LES COMMENCEMENTS DES CHANOINES RÉGULIERS (1865-1880)


     Dom Gréa disait, un jour qu’il se trouvait au Carmel de Lons-le-Saunier: « Il m’a fallu marcher en soufflant sur les feuilles mortes pour retrouver la trace de notre règle. » Des recherches dans les livres, des voyages sans nombre aux anciens monastères, furent entrepris pour connaître les traditions de la vie canonique.

     Sa pensée, débordant les limites du diocèse de Saint-Claude, embrassait la France et l’univers.
     L’année de la translation de la maîtrise de Baudin à Saint-Claude, il publia, en latin, une brochure qui témoignait du « catholicisme » de ses préoccupations. Il s’y révélait un précurseur clairvoyant. Pour remédier à la « langueur » des Églises orientales, il indiquait, « non sans quelque témérité, disait-il, et en pleine soumission d’esprit », un premier remède, à savoir que l’Église romaine eût en Orient non seulement des missionnaires du rite latin mais aussi des missionnaires passant aux rites orientaux. Le second remède qu’il préconisait, c’était l’établissement, dans les pays d’Orient, d’un clergé indigène. Il exprimait le souhait que ce clergé fût hiérarchique et régulier, plutôt que séculier, pour travailler avec plus de sûreté, de facilité, d’utilité, à la propagande chrétienne.
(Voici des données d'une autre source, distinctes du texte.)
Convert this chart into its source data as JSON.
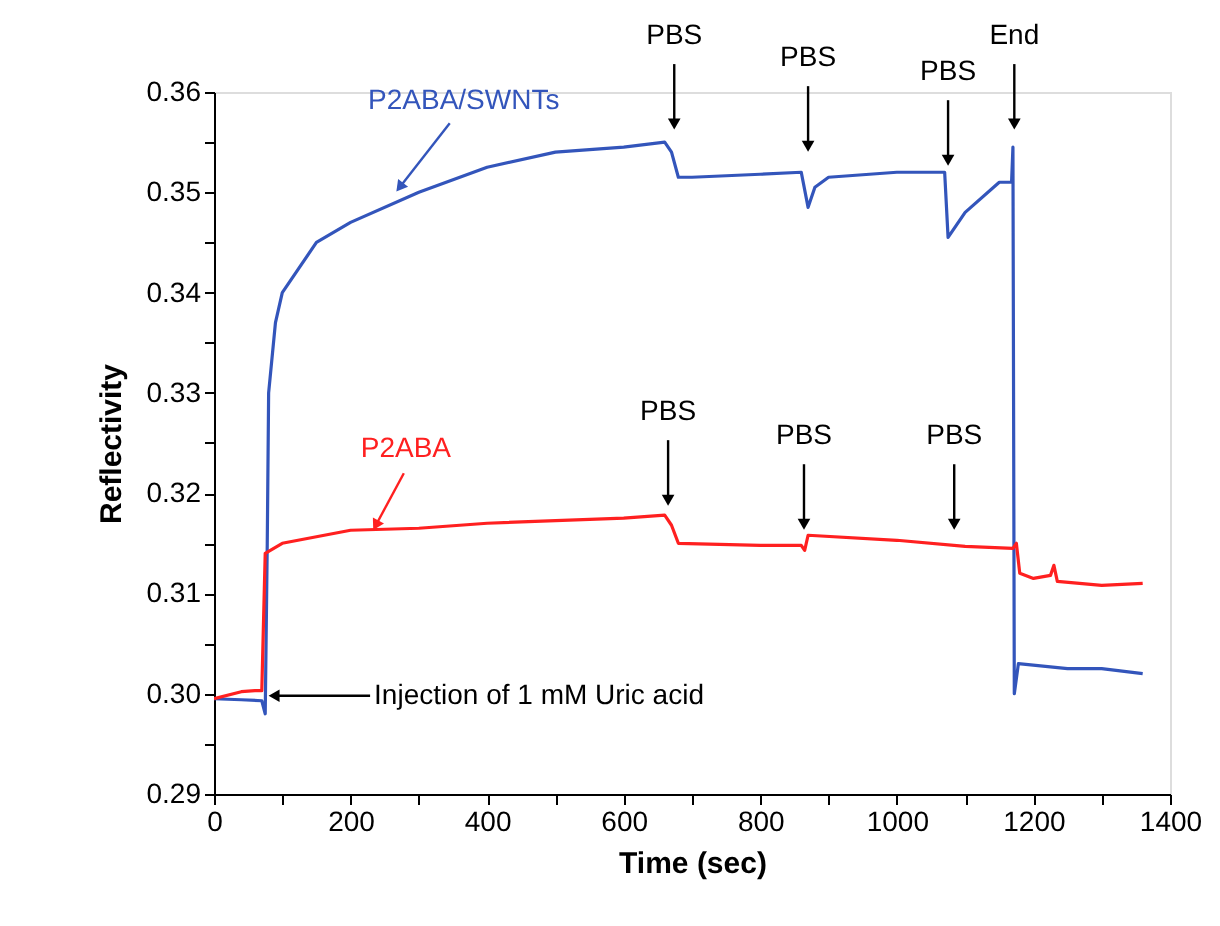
{
  "chart_data": {
    "type": "line",
    "xlabel": "Time (sec)",
    "ylabel": "Reflectivity",
    "xlim": [
      0,
      1400
    ],
    "ylim": [
      0.29,
      0.36
    ],
    "xticks": [
      0,
      {
        "value": 100,
        "label": null
      },
      200,
      {
        "value": 300,
        "label": null
      },
      400,
      {
        "value": 500,
        "label": null
      },
      600,
      {
        "value": 700,
        "label": null
      },
      800,
      {
        "value": 900,
        "label": null
      },
      1000,
      {
        "value": 1100,
        "label": null
      },
      1200,
      {
        "value": 1300,
        "label": null
      },
      1400
    ],
    "yticks": [
      0.29,
      {
        "value": 0.295,
        "label": null
      },
      {
        "value": 0.3,
        "label": "0.30"
      },
      {
        "value": 0.305,
        "label": null
      },
      0.31,
      {
        "value": 0.315,
        "label": null
      },
      0.32,
      {
        "value": 0.325,
        "label": null
      },
      0.33,
      {
        "value": 0.335,
        "label": null
      },
      0.34,
      {
        "value": 0.345,
        "label": null
      },
      0.35,
      {
        "value": 0.355,
        "label": null
      },
      0.36
    ],
    "grid": false,
    "marker": "none",
    "line_style": "solid",
    "series": [
      {
        "color": "#3355bb",
        "x": [
          0,
          40,
          70,
          75,
          78,
          80,
          90,
          100,
          150,
          200,
          300,
          400,
          500,
          600,
          660,
          670,
          680,
          700,
          800,
          860,
          870,
          880,
          900,
          1000,
          1070,
          1075,
          1100,
          1150,
          1168,
          1170,
          1172,
          1178,
          1250,
          1300,
          1360
        ],
        "values": [
          0.2995,
          0.2994,
          0.2993,
          0.298,
          0.315,
          0.33,
          0.337,
          0.34,
          0.345,
          0.347,
          0.35,
          0.3525,
          0.354,
          0.3545,
          0.355,
          0.354,
          0.3515,
          0.3515,
          0.3518,
          0.352,
          0.3485,
          0.3505,
          0.3515,
          0.352,
          0.352,
          0.3455,
          0.348,
          0.351,
          0.351,
          0.3545,
          0.3,
          0.303,
          0.3025,
          0.3025,
          0.302
        ]
      },
      {
        "color": "#ff2020",
        "x": [
          0,
          40,
          60,
          70,
          75,
          100,
          200,
          300,
          400,
          600,
          660,
          670,
          680,
          800,
          860,
          865,
          870,
          1000,
          1100,
          1170,
          1175,
          1180,
          1200,
          1225,
          1230,
          1235,
          1300,
          1360
        ],
        "values": [
          0.2995,
          0.3002,
          0.3003,
          0.3003,
          0.314,
          0.315,
          0.3163,
          0.3165,
          0.317,
          0.3175,
          0.3178,
          0.3168,
          0.315,
          0.3148,
          0.3148,
          0.3143,
          0.3158,
          0.3153,
          0.3147,
          0.3145,
          0.315,
          0.312,
          0.3115,
          0.3118,
          0.3128,
          0.3112,
          0.3108,
          0.311
        ]
      }
    ],
    "annotations": [
      {
        "text": "P2ABA/SWNTs",
        "x": 272,
        "y": 0.3505
      },
      {
        "text": "P2ABA",
        "x": 237,
        "y": 0.3168
      },
      {
        "text": "Injection of 1 mM Uric acid",
        "x": 88,
        "y": 0.2998
      },
      {
        "text": "PBS",
        "x": 674,
        "y": 0.3568
      },
      {
        "text": "PBS",
        "x": 870,
        "y": 0.3546
      },
      {
        "text": "PBS",
        "x": 1075,
        "y": 0.3532
      },
      {
        "text": "End",
        "x": 1172,
        "y": 0.3568
      },
      {
        "text": "PBS",
        "x": 665,
        "y": 0.3193
      },
      {
        "text": "PBS",
        "x": 864,
        "y": 0.3169
      },
      {
        "text": "PBS",
        "x": 1084,
        "y": 0.3169
      }
    ]
  }
}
     Ce programme, formulé en 1865, est à comparer avec quelques-unes des récentes initiatives du Saint-Siège sur le passage, dans certains cas, des missionnaires latins aux rites des nations orientales et sur la nomination d’évêques indigènes en Orient.
     Tout porte à croire que Dom Gréa songeait dès lors à ce que Dom Benoît exposera de la sorte en 1878: « Nous nous destinons aussi aux missions étrangères. Mais nous reprendrons l’ancienne méthode d’évangélisation: celle des monastères. Notre fondateur a reçu du Bon Dieu beaucoup de lumières sur ce point. D’après ses vues, le monastère est le vrai moyen de former un clergé indigène, en offrant à l’inconstance des pays infidèles les secours de la vie de communauté et des vœux. »
     Quoi qu’il en soit, pour l’heure il s’agissait de ranimer en France l’institut canonique.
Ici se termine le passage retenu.